Bambang Eryudhawan—salah satu Tim Ahli Cagar Budaya Nasional (TACBN), yang berlatar belakang arsitektur—mengatakan bahwa dulu Ophuijsen mendapatkan tugas kali pertama membakukan ejaan Bahasa Melayu, yang menjadi cikal bakal ejaan Bahasa Indonesia. “Sekolah ini menjadi satu-satunya tempat Tan Malaka pernah belajar di Indonesia sebelum berangkat ke Belanda,” ujar Bambang.

Menguatkan pentingnya sejarah sekolah ini, Junus Satrio Atmodjo, salah satu anggota TACBN, mengatakan bahwa munculnya kelompok terpelajar juga dari sekolah ini. “Sekolah ini menjadi tempat sekolah hampir seluruh anak Sumatera,” kata Junus menegaskan.
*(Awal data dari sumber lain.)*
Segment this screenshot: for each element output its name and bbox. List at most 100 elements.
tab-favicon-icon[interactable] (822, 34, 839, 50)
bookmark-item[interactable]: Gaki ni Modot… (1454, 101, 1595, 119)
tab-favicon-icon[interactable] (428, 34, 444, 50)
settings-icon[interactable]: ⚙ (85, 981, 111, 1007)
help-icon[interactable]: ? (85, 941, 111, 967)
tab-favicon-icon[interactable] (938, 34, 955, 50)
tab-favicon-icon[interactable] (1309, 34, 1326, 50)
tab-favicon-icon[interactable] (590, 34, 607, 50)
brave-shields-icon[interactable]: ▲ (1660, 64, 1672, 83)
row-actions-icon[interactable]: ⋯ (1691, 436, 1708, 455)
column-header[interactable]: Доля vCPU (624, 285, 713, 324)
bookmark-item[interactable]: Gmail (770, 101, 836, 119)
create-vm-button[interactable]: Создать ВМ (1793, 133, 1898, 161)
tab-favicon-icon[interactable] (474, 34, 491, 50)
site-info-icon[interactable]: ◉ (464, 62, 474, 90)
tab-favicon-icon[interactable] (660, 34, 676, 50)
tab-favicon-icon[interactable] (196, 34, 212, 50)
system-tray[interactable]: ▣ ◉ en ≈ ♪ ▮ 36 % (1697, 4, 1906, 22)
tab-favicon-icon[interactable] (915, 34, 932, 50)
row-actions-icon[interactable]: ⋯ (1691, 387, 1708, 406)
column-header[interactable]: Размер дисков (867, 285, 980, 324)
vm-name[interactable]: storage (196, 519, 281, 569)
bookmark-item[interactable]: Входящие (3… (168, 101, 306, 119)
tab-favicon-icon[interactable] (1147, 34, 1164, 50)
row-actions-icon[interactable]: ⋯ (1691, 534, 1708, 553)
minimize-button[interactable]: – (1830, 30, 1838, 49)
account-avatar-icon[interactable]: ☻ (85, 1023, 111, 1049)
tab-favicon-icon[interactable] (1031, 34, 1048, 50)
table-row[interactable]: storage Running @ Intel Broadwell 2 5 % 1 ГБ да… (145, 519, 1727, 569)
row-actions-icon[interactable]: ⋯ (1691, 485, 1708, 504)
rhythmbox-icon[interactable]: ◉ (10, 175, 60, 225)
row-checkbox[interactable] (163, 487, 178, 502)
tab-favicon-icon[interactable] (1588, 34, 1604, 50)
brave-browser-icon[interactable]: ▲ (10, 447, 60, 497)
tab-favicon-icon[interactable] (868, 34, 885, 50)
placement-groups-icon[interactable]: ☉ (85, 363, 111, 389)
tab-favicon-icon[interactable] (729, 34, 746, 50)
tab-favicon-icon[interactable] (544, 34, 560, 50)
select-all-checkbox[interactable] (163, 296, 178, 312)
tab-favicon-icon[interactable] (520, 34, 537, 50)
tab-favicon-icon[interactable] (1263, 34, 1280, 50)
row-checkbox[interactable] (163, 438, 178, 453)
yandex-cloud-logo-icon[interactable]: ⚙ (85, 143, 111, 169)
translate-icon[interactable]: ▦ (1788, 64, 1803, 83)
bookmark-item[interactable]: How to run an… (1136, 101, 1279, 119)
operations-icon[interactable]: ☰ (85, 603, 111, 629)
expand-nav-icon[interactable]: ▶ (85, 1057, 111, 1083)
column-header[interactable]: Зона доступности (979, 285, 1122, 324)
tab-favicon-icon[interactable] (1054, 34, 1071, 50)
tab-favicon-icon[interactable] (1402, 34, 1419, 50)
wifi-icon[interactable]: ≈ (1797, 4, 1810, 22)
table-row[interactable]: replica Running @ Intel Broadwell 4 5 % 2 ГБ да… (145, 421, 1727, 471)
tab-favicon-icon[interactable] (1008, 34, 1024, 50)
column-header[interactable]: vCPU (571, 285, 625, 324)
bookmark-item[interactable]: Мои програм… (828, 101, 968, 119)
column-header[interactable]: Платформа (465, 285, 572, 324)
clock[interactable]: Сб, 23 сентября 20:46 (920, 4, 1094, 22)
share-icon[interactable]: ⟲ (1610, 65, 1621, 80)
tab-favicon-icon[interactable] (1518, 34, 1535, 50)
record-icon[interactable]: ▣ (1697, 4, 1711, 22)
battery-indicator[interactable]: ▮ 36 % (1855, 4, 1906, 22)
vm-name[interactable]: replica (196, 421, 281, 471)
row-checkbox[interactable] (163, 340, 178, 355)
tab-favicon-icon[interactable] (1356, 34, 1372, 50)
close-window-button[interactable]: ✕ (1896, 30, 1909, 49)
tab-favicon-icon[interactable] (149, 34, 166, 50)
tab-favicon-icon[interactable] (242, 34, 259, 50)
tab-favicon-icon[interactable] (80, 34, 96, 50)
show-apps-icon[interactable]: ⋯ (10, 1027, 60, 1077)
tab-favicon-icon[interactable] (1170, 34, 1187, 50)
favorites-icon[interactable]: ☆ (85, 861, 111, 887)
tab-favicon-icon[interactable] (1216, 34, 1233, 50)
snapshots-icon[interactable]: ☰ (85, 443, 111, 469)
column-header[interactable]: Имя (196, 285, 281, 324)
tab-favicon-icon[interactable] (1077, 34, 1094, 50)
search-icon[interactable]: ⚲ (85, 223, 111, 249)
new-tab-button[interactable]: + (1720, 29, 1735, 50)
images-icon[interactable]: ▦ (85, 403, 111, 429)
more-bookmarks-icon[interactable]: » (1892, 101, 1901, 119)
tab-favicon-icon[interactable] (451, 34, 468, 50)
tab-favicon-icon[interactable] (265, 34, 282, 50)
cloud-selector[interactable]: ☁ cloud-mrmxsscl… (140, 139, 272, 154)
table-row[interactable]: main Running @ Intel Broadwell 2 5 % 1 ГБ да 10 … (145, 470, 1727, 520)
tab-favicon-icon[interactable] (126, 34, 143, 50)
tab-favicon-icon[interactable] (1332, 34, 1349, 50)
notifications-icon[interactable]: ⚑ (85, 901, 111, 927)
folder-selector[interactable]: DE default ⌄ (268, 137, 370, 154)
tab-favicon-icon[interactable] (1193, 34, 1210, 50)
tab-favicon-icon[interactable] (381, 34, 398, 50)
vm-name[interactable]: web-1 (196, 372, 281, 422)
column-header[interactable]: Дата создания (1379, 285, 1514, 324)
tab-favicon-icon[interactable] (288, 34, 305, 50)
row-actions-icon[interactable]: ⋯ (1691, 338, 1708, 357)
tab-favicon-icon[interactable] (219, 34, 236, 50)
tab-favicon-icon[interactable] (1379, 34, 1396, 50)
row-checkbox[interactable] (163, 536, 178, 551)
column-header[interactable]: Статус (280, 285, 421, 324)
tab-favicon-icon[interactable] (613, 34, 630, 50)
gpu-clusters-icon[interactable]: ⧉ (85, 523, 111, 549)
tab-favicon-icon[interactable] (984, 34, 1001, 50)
Pada sidang TACBN yang dilaksanakan di Ambon pada 8 sampai 11 November 2018 lalu, sekolah ini direkomendasikan sebagai Cagar Budaya peringkat Nasional. Mengingat berbagai peristiwa sejarah penting yang pernah terjadi di dalamnya. (Rucitra Deasy Fadila-Subdit Registrasi Nasional)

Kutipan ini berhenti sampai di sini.